Wednesday, April 29, 2009


It's what a good Army Field General would do. Retreat, regroup and wait for a better day. Today's show of strength against really poor GDP data can only be described as... scary. I have been looking forward to this GDP number because I had to believe we were going to be around -6% which would validate Q4 data which many said was a one-off. But despite the validation, the media and many analysts chose to focus on the 2.2% increase in consumer spending.

So how did they take this number and make it sound so strong? They compared it to last quarter which was 1.1% gain. And they took the 2.2% number relative to 1.1% and claimed that consumer spending growth doubled from the last quarter. Now that sounds huge. Doubled.

It is the media hype that is being created and I have to believe this is being directed by the gov't for the media to focus on good news in order to create optimism in the market. We know the gov't is controlling CNBC via GE. But it appears the rest of the mainstream media is joining in.

"Consumer Spending Growth Doubles", "Market Soars on Much Strong than Expected Consumer Spending". Those are powerful headlines. But did Consumer Spending really grow? Considering this year was a record year in tax returns and that consumer spending was so far down over the past 4-6 months, consumers had to spend something for basic necessities, including cars, new appliances, etc. and the impetus for the spending was most likely their tax returns.

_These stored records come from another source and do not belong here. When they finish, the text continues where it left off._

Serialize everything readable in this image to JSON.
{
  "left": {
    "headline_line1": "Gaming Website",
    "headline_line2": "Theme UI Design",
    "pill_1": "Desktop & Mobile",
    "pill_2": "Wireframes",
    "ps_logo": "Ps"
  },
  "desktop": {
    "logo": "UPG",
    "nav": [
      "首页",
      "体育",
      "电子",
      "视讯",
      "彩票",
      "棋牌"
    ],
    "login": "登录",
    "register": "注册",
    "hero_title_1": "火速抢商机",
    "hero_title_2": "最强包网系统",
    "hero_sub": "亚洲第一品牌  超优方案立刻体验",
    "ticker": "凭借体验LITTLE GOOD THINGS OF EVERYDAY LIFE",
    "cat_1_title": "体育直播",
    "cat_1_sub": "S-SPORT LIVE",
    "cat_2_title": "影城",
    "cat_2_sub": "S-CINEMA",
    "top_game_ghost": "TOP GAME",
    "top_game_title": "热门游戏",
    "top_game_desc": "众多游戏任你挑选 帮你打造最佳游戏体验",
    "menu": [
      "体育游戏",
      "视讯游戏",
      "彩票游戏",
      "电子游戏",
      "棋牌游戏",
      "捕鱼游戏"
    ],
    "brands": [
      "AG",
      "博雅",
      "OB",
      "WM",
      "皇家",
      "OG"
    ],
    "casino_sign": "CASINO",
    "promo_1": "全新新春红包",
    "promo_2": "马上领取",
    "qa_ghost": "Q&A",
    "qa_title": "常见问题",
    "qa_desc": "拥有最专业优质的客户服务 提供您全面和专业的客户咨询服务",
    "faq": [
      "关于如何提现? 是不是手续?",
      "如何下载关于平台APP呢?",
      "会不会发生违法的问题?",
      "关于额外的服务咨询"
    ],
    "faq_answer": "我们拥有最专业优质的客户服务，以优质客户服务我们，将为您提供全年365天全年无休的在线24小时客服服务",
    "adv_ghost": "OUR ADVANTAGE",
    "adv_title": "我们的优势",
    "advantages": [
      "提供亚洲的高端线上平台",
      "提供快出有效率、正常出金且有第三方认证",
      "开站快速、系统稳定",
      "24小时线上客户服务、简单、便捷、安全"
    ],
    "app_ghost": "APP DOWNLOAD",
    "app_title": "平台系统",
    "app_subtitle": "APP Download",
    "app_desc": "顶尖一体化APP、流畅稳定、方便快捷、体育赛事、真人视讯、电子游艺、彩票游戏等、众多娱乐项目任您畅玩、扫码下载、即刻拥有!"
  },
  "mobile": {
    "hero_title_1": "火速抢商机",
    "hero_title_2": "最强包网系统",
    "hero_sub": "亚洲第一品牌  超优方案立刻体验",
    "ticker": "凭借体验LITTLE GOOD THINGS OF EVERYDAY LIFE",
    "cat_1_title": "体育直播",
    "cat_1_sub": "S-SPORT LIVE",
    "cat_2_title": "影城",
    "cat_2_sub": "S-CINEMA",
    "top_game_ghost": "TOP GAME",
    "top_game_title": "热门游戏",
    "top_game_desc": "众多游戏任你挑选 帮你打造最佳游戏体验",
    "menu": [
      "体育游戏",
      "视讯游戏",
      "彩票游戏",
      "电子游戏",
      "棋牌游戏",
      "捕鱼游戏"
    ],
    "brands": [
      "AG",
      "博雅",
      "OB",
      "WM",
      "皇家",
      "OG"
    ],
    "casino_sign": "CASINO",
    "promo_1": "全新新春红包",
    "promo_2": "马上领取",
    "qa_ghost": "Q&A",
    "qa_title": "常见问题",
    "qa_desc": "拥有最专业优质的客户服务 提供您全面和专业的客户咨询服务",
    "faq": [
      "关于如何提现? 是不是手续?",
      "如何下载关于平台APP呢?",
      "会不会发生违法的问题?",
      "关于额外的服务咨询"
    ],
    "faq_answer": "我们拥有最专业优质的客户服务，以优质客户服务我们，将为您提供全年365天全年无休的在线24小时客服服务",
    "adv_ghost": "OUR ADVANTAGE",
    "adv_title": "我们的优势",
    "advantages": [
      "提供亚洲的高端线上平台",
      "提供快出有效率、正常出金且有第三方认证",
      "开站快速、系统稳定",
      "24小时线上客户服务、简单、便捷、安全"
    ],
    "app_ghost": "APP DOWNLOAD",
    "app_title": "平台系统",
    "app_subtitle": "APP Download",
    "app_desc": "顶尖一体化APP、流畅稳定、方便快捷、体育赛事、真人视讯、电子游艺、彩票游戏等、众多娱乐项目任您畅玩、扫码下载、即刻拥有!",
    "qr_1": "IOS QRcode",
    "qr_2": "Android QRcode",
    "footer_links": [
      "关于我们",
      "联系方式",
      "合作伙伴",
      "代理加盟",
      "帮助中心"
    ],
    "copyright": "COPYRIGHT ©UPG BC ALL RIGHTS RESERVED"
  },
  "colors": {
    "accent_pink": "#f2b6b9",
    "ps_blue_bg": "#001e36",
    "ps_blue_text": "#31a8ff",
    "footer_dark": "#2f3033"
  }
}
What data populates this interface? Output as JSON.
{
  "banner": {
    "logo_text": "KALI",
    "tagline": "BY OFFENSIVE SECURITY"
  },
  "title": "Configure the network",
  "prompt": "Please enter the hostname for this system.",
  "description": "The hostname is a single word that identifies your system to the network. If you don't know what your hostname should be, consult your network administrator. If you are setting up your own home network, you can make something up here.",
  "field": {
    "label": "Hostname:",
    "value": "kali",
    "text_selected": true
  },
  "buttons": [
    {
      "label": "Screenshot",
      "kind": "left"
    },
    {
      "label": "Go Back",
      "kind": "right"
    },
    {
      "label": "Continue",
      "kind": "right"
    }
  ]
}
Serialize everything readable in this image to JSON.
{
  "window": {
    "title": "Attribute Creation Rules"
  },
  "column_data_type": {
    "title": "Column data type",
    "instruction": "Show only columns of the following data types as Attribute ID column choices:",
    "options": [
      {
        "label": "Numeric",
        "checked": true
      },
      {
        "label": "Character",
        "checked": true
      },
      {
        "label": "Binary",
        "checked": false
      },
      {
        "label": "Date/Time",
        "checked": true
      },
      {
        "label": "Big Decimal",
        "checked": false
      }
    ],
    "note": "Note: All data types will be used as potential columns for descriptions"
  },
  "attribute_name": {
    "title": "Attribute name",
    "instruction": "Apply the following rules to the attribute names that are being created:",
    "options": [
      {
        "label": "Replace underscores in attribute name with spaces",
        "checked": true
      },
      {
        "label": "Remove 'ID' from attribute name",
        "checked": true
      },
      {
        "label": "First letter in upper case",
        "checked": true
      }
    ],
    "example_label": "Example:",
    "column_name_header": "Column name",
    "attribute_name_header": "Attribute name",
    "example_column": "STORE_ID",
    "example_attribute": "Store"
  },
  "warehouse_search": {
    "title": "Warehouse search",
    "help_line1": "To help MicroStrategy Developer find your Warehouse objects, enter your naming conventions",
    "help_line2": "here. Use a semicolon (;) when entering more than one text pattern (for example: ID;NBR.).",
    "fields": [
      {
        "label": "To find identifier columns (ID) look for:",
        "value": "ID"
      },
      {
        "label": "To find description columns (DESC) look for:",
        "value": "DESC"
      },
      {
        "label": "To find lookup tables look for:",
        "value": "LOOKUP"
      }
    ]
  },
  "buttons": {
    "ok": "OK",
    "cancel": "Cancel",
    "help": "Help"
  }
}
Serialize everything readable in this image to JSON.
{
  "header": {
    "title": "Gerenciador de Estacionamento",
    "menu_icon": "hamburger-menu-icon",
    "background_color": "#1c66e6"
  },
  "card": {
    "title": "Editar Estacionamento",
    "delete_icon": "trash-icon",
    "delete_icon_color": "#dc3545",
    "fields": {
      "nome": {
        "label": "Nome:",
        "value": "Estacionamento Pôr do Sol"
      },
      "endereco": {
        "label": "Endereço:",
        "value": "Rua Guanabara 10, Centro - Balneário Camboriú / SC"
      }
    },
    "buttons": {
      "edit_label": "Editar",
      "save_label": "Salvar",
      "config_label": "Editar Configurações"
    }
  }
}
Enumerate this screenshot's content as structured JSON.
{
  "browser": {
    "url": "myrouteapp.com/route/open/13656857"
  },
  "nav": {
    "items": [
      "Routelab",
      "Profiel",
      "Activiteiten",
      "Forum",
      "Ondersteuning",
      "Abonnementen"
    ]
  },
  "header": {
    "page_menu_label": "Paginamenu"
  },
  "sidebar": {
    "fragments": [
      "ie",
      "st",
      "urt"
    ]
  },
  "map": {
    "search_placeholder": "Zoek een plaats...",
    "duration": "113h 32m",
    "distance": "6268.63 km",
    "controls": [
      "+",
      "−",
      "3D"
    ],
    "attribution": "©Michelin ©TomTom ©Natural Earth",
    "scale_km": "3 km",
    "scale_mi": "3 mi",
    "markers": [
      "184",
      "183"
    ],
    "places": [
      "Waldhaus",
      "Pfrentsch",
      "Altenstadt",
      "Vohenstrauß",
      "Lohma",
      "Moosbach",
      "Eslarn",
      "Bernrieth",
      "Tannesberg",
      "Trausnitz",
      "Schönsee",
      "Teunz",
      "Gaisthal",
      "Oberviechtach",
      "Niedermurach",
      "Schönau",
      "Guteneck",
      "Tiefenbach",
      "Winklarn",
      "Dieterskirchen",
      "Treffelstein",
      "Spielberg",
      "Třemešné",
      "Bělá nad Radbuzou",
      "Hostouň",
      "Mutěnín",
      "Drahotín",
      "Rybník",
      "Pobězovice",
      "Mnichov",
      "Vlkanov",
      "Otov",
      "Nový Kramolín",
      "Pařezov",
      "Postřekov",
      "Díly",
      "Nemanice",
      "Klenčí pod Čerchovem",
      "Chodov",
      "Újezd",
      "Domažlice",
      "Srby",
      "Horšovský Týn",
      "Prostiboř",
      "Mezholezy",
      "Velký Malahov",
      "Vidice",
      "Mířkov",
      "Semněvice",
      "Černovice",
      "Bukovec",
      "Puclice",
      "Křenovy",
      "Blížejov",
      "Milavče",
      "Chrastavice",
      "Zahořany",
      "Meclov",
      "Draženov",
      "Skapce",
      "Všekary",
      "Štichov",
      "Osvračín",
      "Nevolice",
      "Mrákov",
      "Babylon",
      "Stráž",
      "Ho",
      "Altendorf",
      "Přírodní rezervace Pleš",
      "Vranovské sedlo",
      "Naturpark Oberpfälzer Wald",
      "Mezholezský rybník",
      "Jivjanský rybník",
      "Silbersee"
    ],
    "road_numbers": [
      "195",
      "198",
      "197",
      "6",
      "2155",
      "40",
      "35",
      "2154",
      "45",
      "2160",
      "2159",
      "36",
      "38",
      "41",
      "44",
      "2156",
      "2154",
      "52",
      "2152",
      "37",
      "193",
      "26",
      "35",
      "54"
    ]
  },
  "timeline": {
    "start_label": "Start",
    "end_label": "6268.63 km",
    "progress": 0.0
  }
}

I believe it is a one-off but we won't know until Q2 GDP comes out. In the mean time, this market is not showing confirmation of a reversal. dips are being bought and the weaker hand is clearly the bears.

So if you are trying to time the top, I certainly would not back up the truck here, nor would I double up. I nearly got stopped out on a couple of my positions, barely missing by pennies. In retrospect, it probably would not have been bad to get stopped out. But I do have opportunity to make a move if needed in the morning to create more protection.

The market is in dangerous territory for bears. It is at a key resistance level and todays action seemed to suggest if any real good news were to come out, the market could blow past 880 and to 900. So, I recommend caution.

At the same time, the market is obviously overbought. So technically it should go down from here. The average stock in the S&P is priced at 22x forward earnings. That is much higher than the normal 6x to 10x forward earnings. The market will eventually correct but right now it is being pumped.

Indicators I am looking for as indicators that the down leg is here is 2 straight days of solid down days on good volume. Also, a close below the 20 day MA, which is currently just below 850. So it won't take much but I am going to be cautious until we see those signals.

If you feel the need to be long, I recommend EEM for sure. TBT has had a good run but is likely to fall back a bit. Energy and healthcare are the only industries I think may be undervalued relative to their forward looking P/E.


  1. Did the bear market rally end at 12.15ET ?

    While praising JPM and Chysler Mgt, Pres. Obama politely but effectively told the Chrysler creditor hedge fund whores: 'F*** YOU! We'll do it without you.'

    Meanwhile, hedge fund concubine Maria B. whines about "class warfare."

  2. "Did the bear market rally end at 12:15 ET" - that's my take.

    Next issue is to target where it goes, does it get support at about 790. (Backstopped against today's highs of course.)

  3. Don't assume the bear market rally is over. There are key indicators to let us know when it is truly over. It is definitely over when the 20 day MA crosses the 50 day MA. It is likely over when we close below the 20 day MA. But the first signal it may be over is when we have two down days with decent volume which signifies the bulls are weak and are pulling out.